Exiled Eritreans have reacted to allegations by the UN Commission of Inquiry (COI) on Human Rights in the country on systematic crimes against humanity by the government.
According to COI, over the past 25 years, officials in Eritrea have committed crimes against humanity, including enslavement, rape and torture.
“Although there are so many sorts of crimes that have taken place in Eritrea, one of the most serious crimes that has a place in Eritrea is crimes that involve the migration of people, the smuggling people out of Eritrea into Europe, into the west, into Sudan and Ethiopia et cetera,” said Henok Goyitom, Vice President of the Central Committee of Eritrean refugees.
Although there are so many sorts of crimes that have taken place in Eritrea, one of the most serious crimes that has a place in Eritrea is crimes that involve the migration of people.
Last year, thousands of Eritreans applied for asylum in Europe, many making the dangerous journey across the Mediterranean.
According to the UN refugee agency, about 5,000 Eritreans flee the country every month because of an oppressive regime.
Berane Zewude, a refugee in Ethiopia said, “The governance in Eritrea is very brutal.

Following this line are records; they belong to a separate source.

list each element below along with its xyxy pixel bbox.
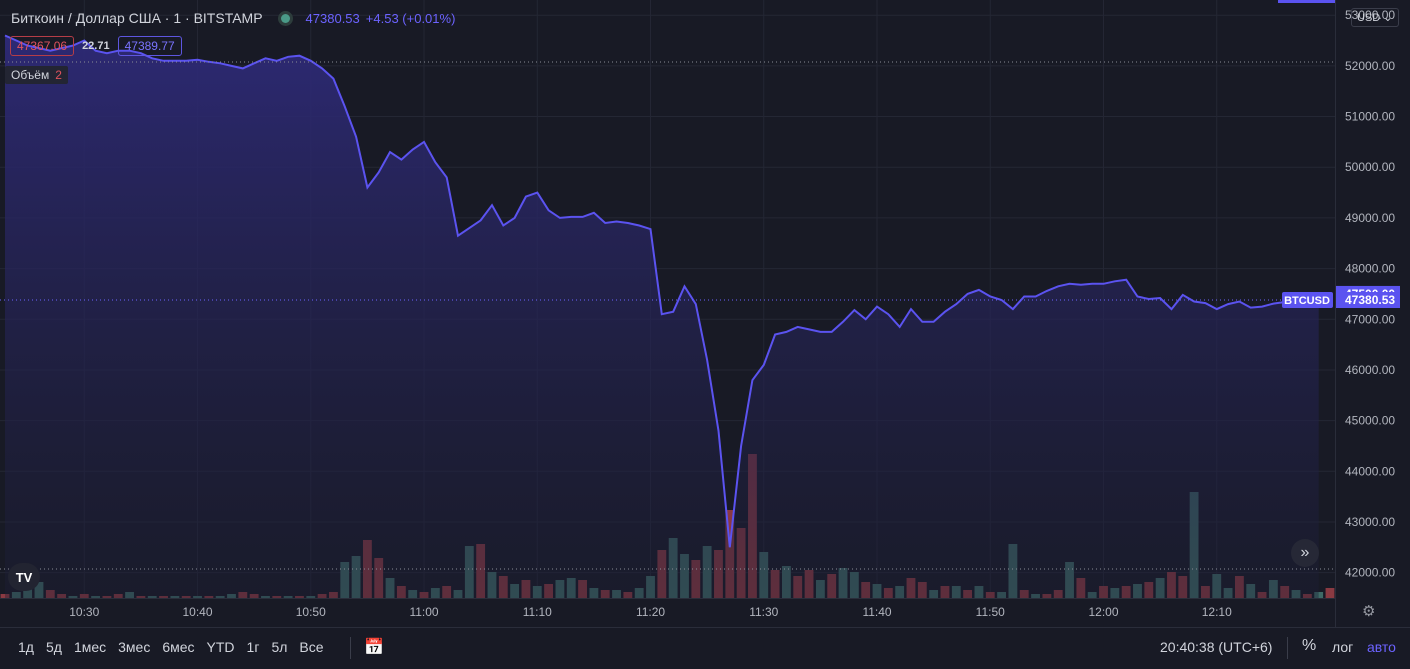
x-tick-label: 10:30: [69, 605, 99, 619]
symbol-title[interactable]: Биткоин / Доллар США · 1 · BITSTAMP: [11, 10, 263, 26]
chart-header: Биткоин / Доллар США · 1 · BITSTAMP 4738…: [11, 10, 455, 26]
log-scale-toggle[interactable]: лог: [1332, 639, 1354, 655]
range-button[interactable]: 5д: [45, 639, 62, 655]
x-tick-label: 11:50: [976, 605, 1005, 619]
price-change: +4.53 (+0.01%): [365, 10, 456, 26]
divider: [1287, 637, 1288, 659]
y-tick-label: 53000.00: [1345, 8, 1395, 22]
currency-selector[interactable]: USD ⌄: [1351, 8, 1399, 27]
range-button[interactable]: 1д: [18, 639, 34, 655]
chevron-down-icon: ⌄: [1383, 12, 1393, 24]
last-price-label: 47380.53: [1345, 293, 1395, 307]
x-tick-label: 10:50: [296, 605, 326, 619]
bottom-toolbar: 1д 5д 1мес 3мес 6мес YTD 1г 5л Все 📅 20:40:38 (U…: [0, 627, 1410, 669]
last-price: 47380.53: [305, 10, 360, 26]
ticker-label-bg: [1282, 292, 1333, 309]
ticker-label: BTCUSD: [1284, 295, 1330, 307]
x-tick-label: 11:10: [523, 605, 552, 619]
calendar-range-icon[interactable]: 📅: [364, 639, 384, 656]
x-tick-label: 10:40: [183, 605, 213, 619]
volume-bar: [1325, 588, 1335, 598]
range-scroll-thumb[interactable]: [1278, 0, 1335, 3]
range-button[interactable]: 5л: [271, 639, 288, 655]
volume-legend-value: 2: [55, 68, 62, 82]
y-tick-label: 44000.00: [1345, 464, 1395, 478]
date-range-buttons: 1д 5д 1мес 3мес 6мес YTD 1г 5л Все: [18, 639, 324, 655]
chevron-double-right-icon: »: [1300, 544, 1310, 561]
y-tick-label: 45000.00: [1345, 414, 1395, 428]
range-button[interactable]: 1г: [246, 639, 260, 655]
volume-legend-label: Объём: [11, 68, 50, 82]
range-button[interactable]: 1мес: [73, 639, 107, 655]
currency-label: USD: [1357, 12, 1381, 24]
percent-scale-toggle[interactable]: %: [1302, 637, 1317, 654]
divider: [350, 637, 351, 659]
x-tick-label: 11:00: [409, 605, 438, 619]
logo-text: TV: [15, 569, 33, 585]
spread-value: 22.71: [82, 40, 110, 52]
clock-display[interactable]: 20:40:38 (UTC+6): [1160, 639, 1273, 655]
y-tick-label: 46000.00: [1345, 363, 1395, 377]
range-button[interactable]: 3мес: [118, 639, 151, 655]
x-tick-label: 11:40: [862, 605, 891, 619]
y-tick-label: 49000.00: [1345, 211, 1395, 225]
y-tick-label: 47000.00: [1345, 312, 1395, 326]
gear-icon[interactable]: ⚙: [1362, 603, 1376, 620]
price-area-fill: [5, 35, 1319, 598]
quote-badges: 47367.06 22.71 47389.77: [10, 36, 182, 56]
range-button[interactable]: Все: [299, 639, 324, 655]
bid-price-badge[interactable]: 47367.06: [10, 36, 75, 56]
y-tick-label: 51000.00: [1345, 110, 1395, 124]
scroll-to-realtime-button[interactable]: »: [1291, 539, 1319, 567]
tradingview-logo-icon[interactable]: TV: [8, 563, 40, 591]
x-tick-label: 11:30: [749, 605, 778, 619]
price-series-line[interactable]: [4, 34, 1319, 548]
y-tick-label: 43000.00: [1345, 515, 1395, 529]
y-tick-label: 52000.00: [1345, 59, 1395, 73]
x-tick-label: 12:00: [1088, 605, 1118, 619]
market-status-dot: [280, 13, 290, 23]
last-price-label-bg: [1336, 292, 1400, 309]
x-tick-label: 11:20: [636, 605, 665, 619]
volume-legend[interactable]: Объём 2: [5, 66, 68, 84]
range-button[interactable]: YTD: [206, 639, 235, 655]
range-button[interactable]: 6мес: [162, 639, 195, 655]
y-tick-label: 42000.00: [1345, 566, 1395, 580]
y-tick-label: 48000.00: [1345, 262, 1395, 276]
auto-scale-toggle[interactable]: авто: [1367, 639, 1396, 655]
x-tick-label: 12:10: [1202, 605, 1232, 619]
price-chart[interactable]: 42000.00 43000.00 44000.00 45000.00 46000.00…: [0, 0, 1410, 627]
ask-price-badge[interactable]: 47389.77: [117, 36, 182, 56]
y-tick-label: 50000.00: [1345, 160, 1395, 174]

People face endless imprisonment, unfair justice and you can’t express your opinions on the media. There is a system called ‘national service’ which says by law that you must serve the country for 18 months but practically there is no limit to the service.”
The report indicates that high level individuals bear responsibility for crimes against humanity and other gross human rights violations.
Meanwhile, dossiers of evidence have been compiled on a number of individuals who the Commission highly suspect of being responsible for crimes against humanity.